If you are lucky, like Khalid a-Masri, a German salesman and victim of misidentification, when they finally realize they made a mistake and decide to release you, you may be dumped on a deserted road and left to your own devices to find your way back home.
If you are unlucky, like Manadel al-Jamadi, you will be dead. Or, you will just disappear. In 2004, Human Rights Watch issued this revealing report on the ghost detainees and another on secret overseas prisons.
The horrifying accounts of the prisoners who are released, like those of men who were held in jails in Jordan and that of Benyan Mohammed, should be read by all.
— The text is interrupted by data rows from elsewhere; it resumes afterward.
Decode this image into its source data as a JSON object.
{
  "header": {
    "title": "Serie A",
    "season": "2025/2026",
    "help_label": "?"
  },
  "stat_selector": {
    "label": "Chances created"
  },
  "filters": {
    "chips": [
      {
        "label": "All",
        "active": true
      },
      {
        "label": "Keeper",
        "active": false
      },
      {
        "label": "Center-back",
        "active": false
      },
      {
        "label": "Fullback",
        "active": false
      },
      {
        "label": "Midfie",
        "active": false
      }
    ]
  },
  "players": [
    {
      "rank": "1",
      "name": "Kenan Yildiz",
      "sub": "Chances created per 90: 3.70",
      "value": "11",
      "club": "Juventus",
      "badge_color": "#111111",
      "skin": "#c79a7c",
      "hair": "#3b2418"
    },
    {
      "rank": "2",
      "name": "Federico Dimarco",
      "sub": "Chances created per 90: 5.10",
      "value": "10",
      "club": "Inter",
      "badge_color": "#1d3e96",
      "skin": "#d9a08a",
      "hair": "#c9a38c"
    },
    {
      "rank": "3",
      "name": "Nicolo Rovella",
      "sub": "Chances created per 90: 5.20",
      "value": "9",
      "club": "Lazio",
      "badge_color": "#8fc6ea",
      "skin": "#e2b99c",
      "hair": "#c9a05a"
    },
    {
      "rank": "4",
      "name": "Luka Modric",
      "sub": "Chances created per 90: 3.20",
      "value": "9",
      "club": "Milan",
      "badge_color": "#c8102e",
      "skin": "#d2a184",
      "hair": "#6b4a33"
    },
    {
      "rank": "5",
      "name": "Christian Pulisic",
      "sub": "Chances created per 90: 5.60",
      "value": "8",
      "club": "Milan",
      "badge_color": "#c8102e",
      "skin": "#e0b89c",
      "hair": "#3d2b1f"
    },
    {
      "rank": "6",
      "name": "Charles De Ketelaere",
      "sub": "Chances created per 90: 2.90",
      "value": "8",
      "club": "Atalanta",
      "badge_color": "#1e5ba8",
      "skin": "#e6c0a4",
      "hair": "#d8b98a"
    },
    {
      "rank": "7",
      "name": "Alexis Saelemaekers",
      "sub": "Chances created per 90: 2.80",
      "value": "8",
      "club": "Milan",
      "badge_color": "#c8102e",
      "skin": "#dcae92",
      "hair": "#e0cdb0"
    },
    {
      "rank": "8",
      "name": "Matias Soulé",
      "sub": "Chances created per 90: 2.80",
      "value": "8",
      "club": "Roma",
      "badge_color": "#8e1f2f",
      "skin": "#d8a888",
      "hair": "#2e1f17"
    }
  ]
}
Beginning as a ‘ghost detainee’ picked up in Pakistan, Mohammed spent two and one half years in prisons in Afghanistan, Pakistan, Morocco and Guantanamo Bay. The Pentagon declassified his lawyer’s 28 page diary of notes taken in interviews with Mohammed describing the torture inflicted on him, in which he describes being beaten and having his genitals sliced with scalpels.
In its 2006 report, Human Rights Watch found:
New evidence demonstrated in 2005 that torture and mistreatment have been a deliberate part of the Bush administration’s counterterrorism strategy, undermining the global defense of human rights.
The evidence showed that abusive interrogation cannot be reduced to the misdeeds of a few low-ranking soldiers, but was a conscious policy choice by senior U.S. government officials. The policy has hampered Washington’s ability to cajole or pressure other states into respecting international law.
We all owe a debt of gratitude to the ACLU which has been at the forefront of the battle against secret renditions, filing lawsuits, obtaining documents and raising public awareness.
President Bush says the United States does not torture. But through the practice of “secret rendition” the C.I.A. sends people to countries like Syria, Jordan and Egypt where they are detained in secret prisons and interrogated by those who do torture. In other words, we outsource torture.
Whether our CIA agents participate directly in the abuse or not, they are complicit. They are facilitators of and co-conspirators to torture. They, and we as a nation, are just as responsible for the torture as those who inflict it.